ObjectDrop: Bootstrapping Counterfactuals for Photorealistic Object Removal and Insertion
This addresses the challenge of realistic object editing in images for applications like photo manipulation and visual effects, though it is incremental as it builds on existing diffusion models with a novel dataset approach.
The paper tackles the problem of diffusion models violating physical laws like occlusions, shadows, and reflections during image editing by proposing a method based on a counterfactual dataset for object removal and insertion, achieving significant outperformance over prior methods in photorealistic results.

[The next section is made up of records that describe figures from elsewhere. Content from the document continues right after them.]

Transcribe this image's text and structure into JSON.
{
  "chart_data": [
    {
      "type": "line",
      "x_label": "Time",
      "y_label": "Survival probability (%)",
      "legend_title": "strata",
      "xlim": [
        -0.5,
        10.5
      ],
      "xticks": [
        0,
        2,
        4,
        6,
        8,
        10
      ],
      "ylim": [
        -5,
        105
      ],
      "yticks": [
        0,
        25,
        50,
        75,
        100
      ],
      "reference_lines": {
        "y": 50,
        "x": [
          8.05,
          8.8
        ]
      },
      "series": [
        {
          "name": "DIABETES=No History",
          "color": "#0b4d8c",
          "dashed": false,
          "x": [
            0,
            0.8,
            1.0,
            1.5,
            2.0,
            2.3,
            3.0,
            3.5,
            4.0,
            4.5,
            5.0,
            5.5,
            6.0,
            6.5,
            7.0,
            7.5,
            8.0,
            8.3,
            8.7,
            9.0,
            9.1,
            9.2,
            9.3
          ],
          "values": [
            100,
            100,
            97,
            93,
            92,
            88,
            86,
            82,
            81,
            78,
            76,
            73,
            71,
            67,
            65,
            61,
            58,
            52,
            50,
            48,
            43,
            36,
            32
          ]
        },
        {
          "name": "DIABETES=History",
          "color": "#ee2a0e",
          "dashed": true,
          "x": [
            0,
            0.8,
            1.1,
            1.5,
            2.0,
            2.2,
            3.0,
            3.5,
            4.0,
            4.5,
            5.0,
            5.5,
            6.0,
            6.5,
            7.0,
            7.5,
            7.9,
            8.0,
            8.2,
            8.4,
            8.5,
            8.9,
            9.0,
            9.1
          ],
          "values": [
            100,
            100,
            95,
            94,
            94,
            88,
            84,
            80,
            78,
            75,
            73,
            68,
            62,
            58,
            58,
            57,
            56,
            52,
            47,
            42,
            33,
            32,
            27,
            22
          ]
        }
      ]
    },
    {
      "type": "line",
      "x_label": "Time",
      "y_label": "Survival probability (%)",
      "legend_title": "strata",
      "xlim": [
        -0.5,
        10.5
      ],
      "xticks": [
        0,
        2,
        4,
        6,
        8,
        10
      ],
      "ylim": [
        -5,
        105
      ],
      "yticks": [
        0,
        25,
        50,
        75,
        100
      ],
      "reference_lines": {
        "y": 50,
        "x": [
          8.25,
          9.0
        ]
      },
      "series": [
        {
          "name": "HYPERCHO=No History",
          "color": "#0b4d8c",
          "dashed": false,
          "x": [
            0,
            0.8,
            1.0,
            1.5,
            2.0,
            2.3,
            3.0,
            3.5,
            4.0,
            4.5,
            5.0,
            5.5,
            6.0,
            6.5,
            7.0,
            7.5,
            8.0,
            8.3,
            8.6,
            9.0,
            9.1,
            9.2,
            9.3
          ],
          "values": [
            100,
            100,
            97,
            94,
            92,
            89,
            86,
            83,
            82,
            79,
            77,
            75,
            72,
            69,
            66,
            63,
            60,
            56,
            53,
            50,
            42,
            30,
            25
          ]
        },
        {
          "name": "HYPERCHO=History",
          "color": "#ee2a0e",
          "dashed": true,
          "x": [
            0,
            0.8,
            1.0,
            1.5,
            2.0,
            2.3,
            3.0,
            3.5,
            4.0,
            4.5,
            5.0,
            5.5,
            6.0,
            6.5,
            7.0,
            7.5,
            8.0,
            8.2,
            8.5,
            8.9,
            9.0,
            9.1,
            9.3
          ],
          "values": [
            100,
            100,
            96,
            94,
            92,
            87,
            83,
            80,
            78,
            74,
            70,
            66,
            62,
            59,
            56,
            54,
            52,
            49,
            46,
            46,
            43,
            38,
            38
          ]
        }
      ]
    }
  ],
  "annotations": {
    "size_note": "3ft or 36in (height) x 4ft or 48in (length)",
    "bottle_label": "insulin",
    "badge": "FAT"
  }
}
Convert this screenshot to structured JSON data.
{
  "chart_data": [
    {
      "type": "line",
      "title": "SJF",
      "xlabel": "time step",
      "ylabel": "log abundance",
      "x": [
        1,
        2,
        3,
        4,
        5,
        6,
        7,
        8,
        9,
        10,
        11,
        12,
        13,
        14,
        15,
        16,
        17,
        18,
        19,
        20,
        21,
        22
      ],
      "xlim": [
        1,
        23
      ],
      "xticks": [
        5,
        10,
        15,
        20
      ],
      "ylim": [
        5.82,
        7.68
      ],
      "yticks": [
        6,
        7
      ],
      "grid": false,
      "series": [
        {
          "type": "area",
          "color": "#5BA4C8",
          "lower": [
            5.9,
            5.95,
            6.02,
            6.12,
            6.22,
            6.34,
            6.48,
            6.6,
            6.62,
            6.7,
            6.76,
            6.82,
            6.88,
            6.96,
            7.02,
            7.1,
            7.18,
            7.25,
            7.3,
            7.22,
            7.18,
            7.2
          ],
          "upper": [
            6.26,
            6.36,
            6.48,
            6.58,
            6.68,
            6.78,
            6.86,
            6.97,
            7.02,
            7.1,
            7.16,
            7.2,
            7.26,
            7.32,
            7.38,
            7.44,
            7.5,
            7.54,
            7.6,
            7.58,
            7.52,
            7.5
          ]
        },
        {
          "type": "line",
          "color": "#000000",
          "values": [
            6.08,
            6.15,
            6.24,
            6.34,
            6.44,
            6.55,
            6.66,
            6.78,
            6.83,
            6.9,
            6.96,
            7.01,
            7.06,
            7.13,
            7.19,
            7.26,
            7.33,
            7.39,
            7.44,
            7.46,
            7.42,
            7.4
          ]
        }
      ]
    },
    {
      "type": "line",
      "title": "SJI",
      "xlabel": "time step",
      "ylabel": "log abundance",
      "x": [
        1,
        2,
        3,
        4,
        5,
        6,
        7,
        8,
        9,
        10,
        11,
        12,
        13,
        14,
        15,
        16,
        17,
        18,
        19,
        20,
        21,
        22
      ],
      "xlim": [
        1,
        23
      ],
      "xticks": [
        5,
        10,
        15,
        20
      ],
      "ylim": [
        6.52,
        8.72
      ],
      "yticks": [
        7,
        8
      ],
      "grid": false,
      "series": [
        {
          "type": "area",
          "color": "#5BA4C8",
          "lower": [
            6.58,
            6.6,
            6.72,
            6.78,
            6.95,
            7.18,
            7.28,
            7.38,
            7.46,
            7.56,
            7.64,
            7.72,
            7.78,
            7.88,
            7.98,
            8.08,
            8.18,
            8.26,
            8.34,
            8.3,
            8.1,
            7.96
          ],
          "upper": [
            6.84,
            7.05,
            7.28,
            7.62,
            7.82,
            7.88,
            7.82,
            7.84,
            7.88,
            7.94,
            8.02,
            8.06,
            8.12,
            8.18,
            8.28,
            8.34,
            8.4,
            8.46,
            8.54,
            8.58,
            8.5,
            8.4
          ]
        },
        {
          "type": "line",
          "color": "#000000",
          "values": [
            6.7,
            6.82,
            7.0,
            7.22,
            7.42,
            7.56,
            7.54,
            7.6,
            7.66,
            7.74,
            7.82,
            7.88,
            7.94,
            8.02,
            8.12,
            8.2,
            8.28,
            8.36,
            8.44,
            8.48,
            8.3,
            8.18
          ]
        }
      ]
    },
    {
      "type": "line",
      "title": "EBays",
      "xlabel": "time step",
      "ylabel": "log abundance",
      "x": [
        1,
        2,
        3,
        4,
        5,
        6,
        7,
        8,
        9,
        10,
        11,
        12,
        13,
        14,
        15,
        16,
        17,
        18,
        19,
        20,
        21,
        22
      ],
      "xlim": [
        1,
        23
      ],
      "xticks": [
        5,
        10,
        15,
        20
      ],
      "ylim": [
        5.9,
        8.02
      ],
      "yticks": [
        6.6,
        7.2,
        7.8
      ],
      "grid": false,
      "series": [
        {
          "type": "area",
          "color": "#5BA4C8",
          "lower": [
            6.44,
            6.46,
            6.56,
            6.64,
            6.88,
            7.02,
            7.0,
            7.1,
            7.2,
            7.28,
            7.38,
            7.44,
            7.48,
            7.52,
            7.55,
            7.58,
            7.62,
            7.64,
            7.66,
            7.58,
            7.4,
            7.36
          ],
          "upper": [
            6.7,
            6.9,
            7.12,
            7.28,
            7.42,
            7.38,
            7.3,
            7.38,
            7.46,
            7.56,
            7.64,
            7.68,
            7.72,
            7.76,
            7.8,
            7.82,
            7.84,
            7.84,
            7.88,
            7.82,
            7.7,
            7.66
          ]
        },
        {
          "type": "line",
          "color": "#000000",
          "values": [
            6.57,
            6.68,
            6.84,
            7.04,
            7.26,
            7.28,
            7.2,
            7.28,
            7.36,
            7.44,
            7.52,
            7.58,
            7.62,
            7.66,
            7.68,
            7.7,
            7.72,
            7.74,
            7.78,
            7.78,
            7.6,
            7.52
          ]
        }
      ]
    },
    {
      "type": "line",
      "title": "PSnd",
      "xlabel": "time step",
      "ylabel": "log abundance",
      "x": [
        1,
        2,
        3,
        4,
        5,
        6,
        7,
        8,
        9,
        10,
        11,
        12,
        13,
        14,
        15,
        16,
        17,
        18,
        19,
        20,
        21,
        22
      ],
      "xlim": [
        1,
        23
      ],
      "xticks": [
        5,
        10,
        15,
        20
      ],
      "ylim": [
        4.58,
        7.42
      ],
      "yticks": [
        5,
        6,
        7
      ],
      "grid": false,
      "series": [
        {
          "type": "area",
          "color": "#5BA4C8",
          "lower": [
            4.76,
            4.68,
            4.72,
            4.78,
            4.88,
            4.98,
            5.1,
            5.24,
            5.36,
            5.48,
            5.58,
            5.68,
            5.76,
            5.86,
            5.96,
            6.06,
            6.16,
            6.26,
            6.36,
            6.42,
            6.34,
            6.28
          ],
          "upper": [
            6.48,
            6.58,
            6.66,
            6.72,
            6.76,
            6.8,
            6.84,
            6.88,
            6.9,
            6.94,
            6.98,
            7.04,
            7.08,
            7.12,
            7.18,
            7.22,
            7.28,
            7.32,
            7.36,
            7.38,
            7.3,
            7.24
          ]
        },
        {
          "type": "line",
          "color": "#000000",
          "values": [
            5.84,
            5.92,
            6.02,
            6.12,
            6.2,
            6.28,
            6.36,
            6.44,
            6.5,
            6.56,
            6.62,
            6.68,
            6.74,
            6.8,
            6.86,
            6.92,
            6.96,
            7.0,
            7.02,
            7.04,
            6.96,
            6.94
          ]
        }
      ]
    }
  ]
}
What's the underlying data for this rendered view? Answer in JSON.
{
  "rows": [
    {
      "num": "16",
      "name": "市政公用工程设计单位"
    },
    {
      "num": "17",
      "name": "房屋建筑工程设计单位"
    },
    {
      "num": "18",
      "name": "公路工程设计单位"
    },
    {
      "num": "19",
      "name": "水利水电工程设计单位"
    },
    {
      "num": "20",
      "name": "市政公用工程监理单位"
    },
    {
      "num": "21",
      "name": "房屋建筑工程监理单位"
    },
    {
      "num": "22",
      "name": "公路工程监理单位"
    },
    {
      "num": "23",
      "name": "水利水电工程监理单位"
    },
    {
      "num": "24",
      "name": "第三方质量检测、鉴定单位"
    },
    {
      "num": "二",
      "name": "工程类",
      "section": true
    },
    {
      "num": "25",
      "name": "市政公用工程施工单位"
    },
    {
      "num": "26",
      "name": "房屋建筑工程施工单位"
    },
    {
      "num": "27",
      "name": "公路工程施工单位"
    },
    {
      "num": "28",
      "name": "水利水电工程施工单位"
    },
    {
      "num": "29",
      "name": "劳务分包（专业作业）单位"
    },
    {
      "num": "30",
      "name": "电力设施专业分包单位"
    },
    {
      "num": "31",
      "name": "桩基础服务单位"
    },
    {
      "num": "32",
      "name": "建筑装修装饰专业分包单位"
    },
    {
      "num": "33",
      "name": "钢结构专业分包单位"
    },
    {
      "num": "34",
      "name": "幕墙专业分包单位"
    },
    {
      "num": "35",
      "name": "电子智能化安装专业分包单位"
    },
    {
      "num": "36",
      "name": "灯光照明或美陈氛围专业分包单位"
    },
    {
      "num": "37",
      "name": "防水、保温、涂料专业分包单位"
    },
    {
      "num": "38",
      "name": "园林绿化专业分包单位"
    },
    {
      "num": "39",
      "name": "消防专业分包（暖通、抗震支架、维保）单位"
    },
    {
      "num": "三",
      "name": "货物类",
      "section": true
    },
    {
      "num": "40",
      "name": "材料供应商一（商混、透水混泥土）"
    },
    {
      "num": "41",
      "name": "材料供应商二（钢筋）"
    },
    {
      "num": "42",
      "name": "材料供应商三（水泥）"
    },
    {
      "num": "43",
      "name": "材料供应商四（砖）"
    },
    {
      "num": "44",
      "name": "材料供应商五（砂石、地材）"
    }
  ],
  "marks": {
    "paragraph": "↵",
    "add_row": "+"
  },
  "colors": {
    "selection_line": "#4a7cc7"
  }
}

Diffusion models have revolutionized image editing but often generate images that violate physical laws, particularly the effects of objects on the scene, e.g., occlusions, shadows, and reflections. By analyzing the limitations of self-supervised approaches, we propose a practical solution centered on a \q{counterfactual} dataset. Our method involves capturing a scene before and after removing a single object, while minimizing other changes. By fine-tuning a diffusion model on this dataset, we are able to not only remove objects but also their effects on the scene. However, we find that applying this approach for photorealistic object insertion requires an impractically large dataset. To tackle this challenge, we propose bootstrap supervision; leveraging our object removal model trained on a small counterfactual dataset, we synthetically expand this dataset considerably. Our approach significantly outperforms prior methods in photorealistic object removal and insertion, particularly at modeling the effects of objects on the scene.